6.4 Critical evaluation and benchmarking of biogenic nanocatalysts

A critical evaluation of the current landscape reveals that while biogenic synthesis offers a sustainable alternative to traditional methods, the field is characterized by a fragmented approach to performance benchmarking. Robust evaluation frameworks, such as those provided by Roy et al. (2021), demonstrate that fungi often provide superior surface area through mycelial structures and enhanced particle uniformity, whereas algal systems excel in synthesis speed.3 For instance, specific bacterial platforms have demonstrated high efficacy in environmental remediation, achieving up to 83.90% removal of Congo red dye using copper nanoparticles synthesized via Escherichia sp.3 However, these unique properties are often offset by significant challenges in process control, including time-consuming culturing processes and inherent difficulties in regulating nanoparticle shape, size, and distribution across different biological scaffolds.3

The primary barrier to establishing biogenic nanocatalysts as a standardized technology is the intrinsic variability of microbiological systems, which complicates the reproducibility of physicochemical characteristics.22 Synthesis mechanisms differ significantly even within the same species, as parameters such as pH, temperature, and precursor concentration dramatically alter the resulting nanoparticle properties.73 This lack of protocol standardization undermines the ability to conduct systematic performance comparisons. Furthermore, the literature exhibits major deficiencies in several areas essential for rigorous evaluation: there is a notable absence of quantitative catalytic performance comparisons with conventional catalysts using standardized metrics, a lack of cost-per-unit-activity economic benchmarking, and a deficiency in long-term stability studies under actual operational conditions.3

Also, the lack of comprehensive lifecycle assessments and standardized testing protocols for catalytic activity assessment prevents a meaningful comparison between biogenic and conventional synthesis routes. While biogenic nanoparticles synthesized without high-temperature treatments or additional chemicals present a real alternative to traditional physical and chemical methods, their evolution from laboratory curiosities to industrial solutions is hindered by underdeveloped catalytic benchmarking.73 Future advancements in the field necessitate the development of quantitative performance metrics and systematic optimization studies that transcend application-specific data to enable a rigorous assessment of biogenic nanocatalysts against state-of-the-art synthetic alternatives.3 A further limitation lies in the lack of standardized normalization metrics for catalytic activity. In many studies, performance is reported based on the total mass of the bio-organic composite rather than the actual active metal content or accessible active sites.
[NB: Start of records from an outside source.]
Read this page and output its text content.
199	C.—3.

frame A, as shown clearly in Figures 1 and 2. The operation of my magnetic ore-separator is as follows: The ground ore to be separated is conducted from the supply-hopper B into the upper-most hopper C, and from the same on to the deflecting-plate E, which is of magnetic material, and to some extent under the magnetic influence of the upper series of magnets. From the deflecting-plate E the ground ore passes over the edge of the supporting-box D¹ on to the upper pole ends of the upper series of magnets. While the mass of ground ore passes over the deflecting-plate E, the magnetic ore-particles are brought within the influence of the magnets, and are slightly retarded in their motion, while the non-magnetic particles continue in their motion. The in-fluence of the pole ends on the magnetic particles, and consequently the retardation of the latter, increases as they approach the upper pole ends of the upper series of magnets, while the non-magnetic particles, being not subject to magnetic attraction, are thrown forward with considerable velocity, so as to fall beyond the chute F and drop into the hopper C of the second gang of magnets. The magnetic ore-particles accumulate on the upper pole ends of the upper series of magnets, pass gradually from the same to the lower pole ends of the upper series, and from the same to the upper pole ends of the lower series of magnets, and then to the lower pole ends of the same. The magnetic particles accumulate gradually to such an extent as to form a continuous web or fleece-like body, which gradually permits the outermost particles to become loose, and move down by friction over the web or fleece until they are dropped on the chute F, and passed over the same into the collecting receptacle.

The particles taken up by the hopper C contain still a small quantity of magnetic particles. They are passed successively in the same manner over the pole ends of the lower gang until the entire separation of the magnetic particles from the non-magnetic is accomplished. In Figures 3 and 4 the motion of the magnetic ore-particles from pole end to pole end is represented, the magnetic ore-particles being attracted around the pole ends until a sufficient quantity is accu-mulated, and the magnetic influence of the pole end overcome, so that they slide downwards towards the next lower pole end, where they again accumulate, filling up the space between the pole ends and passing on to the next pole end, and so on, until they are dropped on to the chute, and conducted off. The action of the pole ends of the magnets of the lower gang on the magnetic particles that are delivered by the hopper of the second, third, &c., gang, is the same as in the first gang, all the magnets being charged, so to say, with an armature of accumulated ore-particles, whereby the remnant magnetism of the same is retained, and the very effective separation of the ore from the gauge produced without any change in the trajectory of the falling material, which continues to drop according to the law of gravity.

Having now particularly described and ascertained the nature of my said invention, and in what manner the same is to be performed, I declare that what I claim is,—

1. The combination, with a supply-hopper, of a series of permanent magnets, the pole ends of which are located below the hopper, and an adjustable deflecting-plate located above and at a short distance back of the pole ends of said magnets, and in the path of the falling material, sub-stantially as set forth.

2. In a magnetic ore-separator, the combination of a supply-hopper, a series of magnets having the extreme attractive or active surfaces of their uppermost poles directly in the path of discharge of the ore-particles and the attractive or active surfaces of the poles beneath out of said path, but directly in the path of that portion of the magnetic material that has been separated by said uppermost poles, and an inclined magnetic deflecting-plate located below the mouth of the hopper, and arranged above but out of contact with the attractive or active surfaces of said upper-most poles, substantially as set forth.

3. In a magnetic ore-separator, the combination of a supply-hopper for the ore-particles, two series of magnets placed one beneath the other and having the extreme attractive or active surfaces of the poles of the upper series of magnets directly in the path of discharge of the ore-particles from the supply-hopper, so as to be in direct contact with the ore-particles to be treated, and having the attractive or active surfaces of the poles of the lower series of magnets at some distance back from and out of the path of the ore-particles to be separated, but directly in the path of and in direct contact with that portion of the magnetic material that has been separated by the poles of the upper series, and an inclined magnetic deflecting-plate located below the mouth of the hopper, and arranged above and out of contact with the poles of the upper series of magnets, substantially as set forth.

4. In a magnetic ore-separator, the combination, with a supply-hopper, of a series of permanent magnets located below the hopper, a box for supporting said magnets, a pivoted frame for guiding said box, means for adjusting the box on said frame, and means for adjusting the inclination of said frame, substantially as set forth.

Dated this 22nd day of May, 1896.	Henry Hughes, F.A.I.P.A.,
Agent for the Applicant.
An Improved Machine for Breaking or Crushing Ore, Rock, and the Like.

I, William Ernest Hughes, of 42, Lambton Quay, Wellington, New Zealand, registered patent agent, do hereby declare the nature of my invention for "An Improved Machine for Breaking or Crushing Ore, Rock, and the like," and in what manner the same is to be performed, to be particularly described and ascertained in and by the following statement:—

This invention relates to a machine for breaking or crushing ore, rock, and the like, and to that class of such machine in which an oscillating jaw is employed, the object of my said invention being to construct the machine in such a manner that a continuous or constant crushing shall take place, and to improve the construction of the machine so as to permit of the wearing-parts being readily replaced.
This complicates direct comparison with conventional catalysts, where activity is typically normalized to metal loading or surface area. Additionally, the presence of the bio-capping layer (protein corona) introduces uncertainties in long-term catalytic stability, as its structural integrity under operational conditions (e.g., elevated temperatures or electrochemical potentials) remains insufficiently characterized. These factors collectively hinder the ability to conclusively determine whether biogenic catalysts outperform synthetic analogues under equivalent conditions. To provide a balanced comparison, Table 14 summarises key differences between biogenic and conventional synthetic nanocatalysts based on general trends reported in the literature, rather than direct one-to-one quantitative comparisons. The comparisons presented are derived from a synthesis of multiple studies and are intended to highlight general characteristics rather than direct one-to-one quantitative comparisons under identical experimental conditions. Variations may arise due to differences in catalyst composition, synthesis protocols, and testing environments.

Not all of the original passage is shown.